The Marwar region of the Thar Desert in Western India has the lowest water endowment in Rajasthan. Rainfall is sparse with an annual average of 200 mm; groundwater is saline and unsuitable for drinking as well as agriculture. With the changing climate, droughts have become more frequent with the region witnessing six drought years in the last decade. This project was planned in response to the rising global temperatures estimated to increase up to 4°Celsius in the Thar Desert by 2050. The project was implemented in Potaliya, Gangawas, Thumbli and Kalawatsar villages of Marwar region between October 2013 and December 2014.

STAKEHOLDERS

The village community, led by the Jal Sabha (village level water users’ association) was the primary stakeholder in the project. The Jal Bhagirathi Foundation (JBF) facilitated the creation of the Jal Sabha, and acted as a catalyst, facilitator and support system for the project. The project was supported by The Hong Kong and Shanghai Banking Corporation Limited (HSBC India).

APPROACH AND METHODOLOGY

As groundwater in the Thar Desert is extremely saline and unsuitable for drinking as well as agriculture, impounding water harvesting structures that hold water on the surface were constructed in the project villages. These structures included:
• Talab or Nadi which are ponds dug at a natural depression in the land to collect water from large catchment areas.
• Tanka or underground tanks, constructed for collecting and storing runoff water from natural or artificial catchments or from a rooftop.
• Beri or shallow percolation wells near ponds for recharging clean water into the wells.

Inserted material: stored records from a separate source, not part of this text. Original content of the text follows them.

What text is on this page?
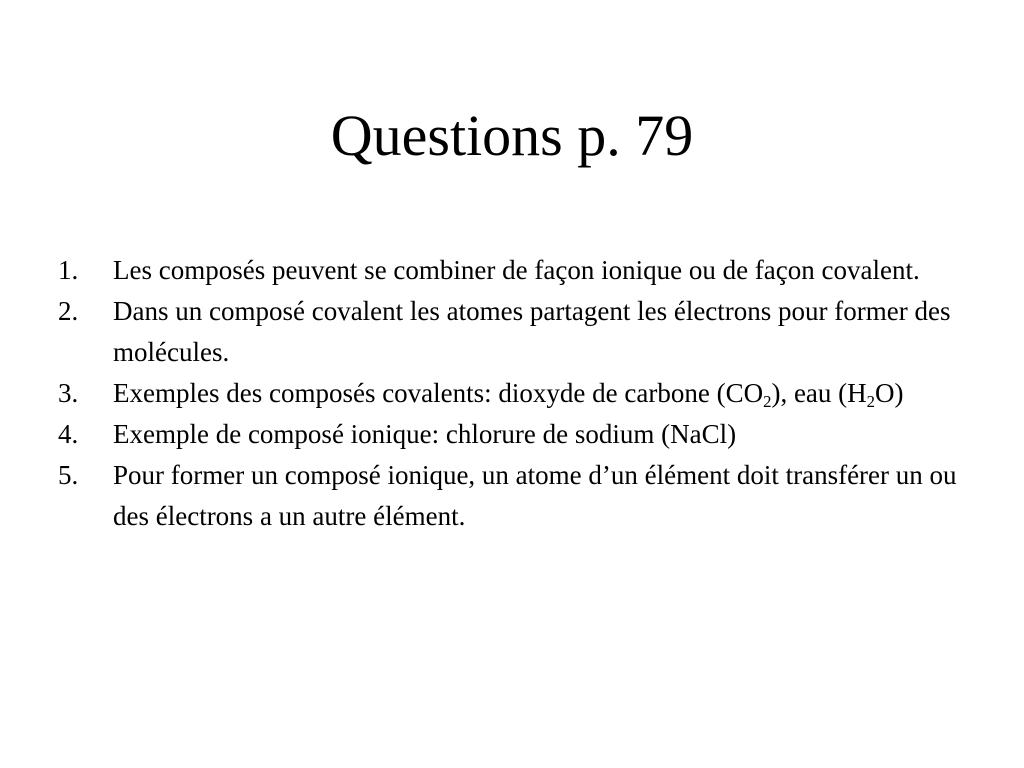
Questions p. 79
1. Les composés peuvent se combiner de façon ionique ou de façon covalent.
2. Dans un composé covalent les atomes partagent les électrons pour former des molécules.
3. Exemples des composés covalents: dioxyde de carbone $(CO_2)$, eau $(H_2O)$
4. Exemple de composé ionique: chlorure de sodium (NaCl)
5. Pour former un composé ionique, un atome d’un élément doit transférer un ou des électrons a un autre élément.
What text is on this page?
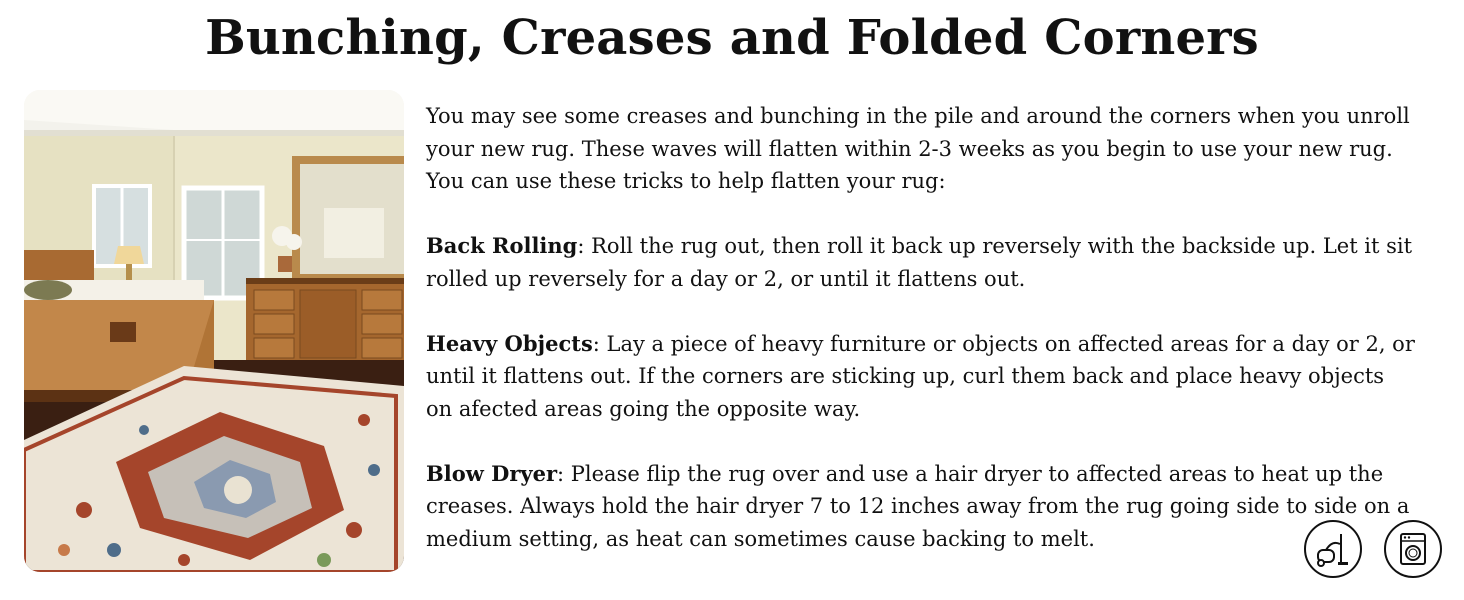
Bunching, Creases and Folded Corners

You may see some creases and bunching in the pile and around the corners when you unroll your new rug. These waves will flatten within 2-3 weeks as you begin to use your new rug. You can use these tricks to help flatten your rug:

Back Rolling: Roll the rug out, then roll it back up reversely with the backside up. Let it sit rolled up reversely for a day or 2, or until it flattens out.

Heavy Objects: Lay a piece of heavy furniture or objects on affected areas for a day or 2, or until it flattens out. If the corners are sticking up, curl them back and place heavy objects on afected areas going the opposite way.

Blow Dryer: Please flip the rug over and use a hair dryer to affected areas to heat up the creases. Always hold the hair dryer 7 to 12 inches away from the rug going side to side on a medium setting, as heat can sometimes cause backing to melt.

A ‘Community Led Water Management System’ was developed in the villages which tapped runoff from the catchment area which could be an agor (catchment area), gauchar (grassland) or oran (sacred forest), through water or feeder channels to a surface-water harvesting structure, namely, talab (village pond) or nadi (grassland pond) located at the outskirts of the village. This system ensured that every drop of water falling on the catchment area was diverted to the water harvesting structure.
Simultaneously, catchment areas of these above-mentioned structures that acted as the repositories of biodiversity were developed to improve the efficiency of water harvesting. Village pasture lands were revived and communities were encouraged to plant local variety of grass and trees to create availability of fodder for livestock.
The project supported a total of eight community-level water harvesting structures including three ponds (talab/nadi), two check dams to harvest water from hillocks, one beri (recharge well) to filter the water from talab, thereby making it potable and ensuring year-round availability, and two school tankas to ensure water availability for children during school hours.
To enable household-level water availability, 108 tankas were constructed in houses across the four villages. The project also addressed the interrelated issue of sanitation.
• A total of 302 toilets were constructed across the four villages.
• Households were mobilized to construct some 200 soak pits for liquid waste management and ensure hygienic disposal of the wastewater from houses
• A liquid drainage system was constructed in village Potaliya for the disposal of water and prevention of waterlogging, a first of its kind in the region.
• In addition, two village level soak pits were designed and constructed in the heart of villages for liquid waste disposal.
The remarkable characteristic of this intervention was that the community raised between 30-70 percent of the cost involved in water and sanitation projects, and this amount was further deposited in the Jal Sabha’s bank account named as Jal Kosh, ensuring transparency in financial transactions. JBF funded the balance cost after completion of the project. This financial contribution from the community into the project assets helped foster ownership and ensured buy-in from the community, reinforcing their commitment to long-term management of the infrastructure created.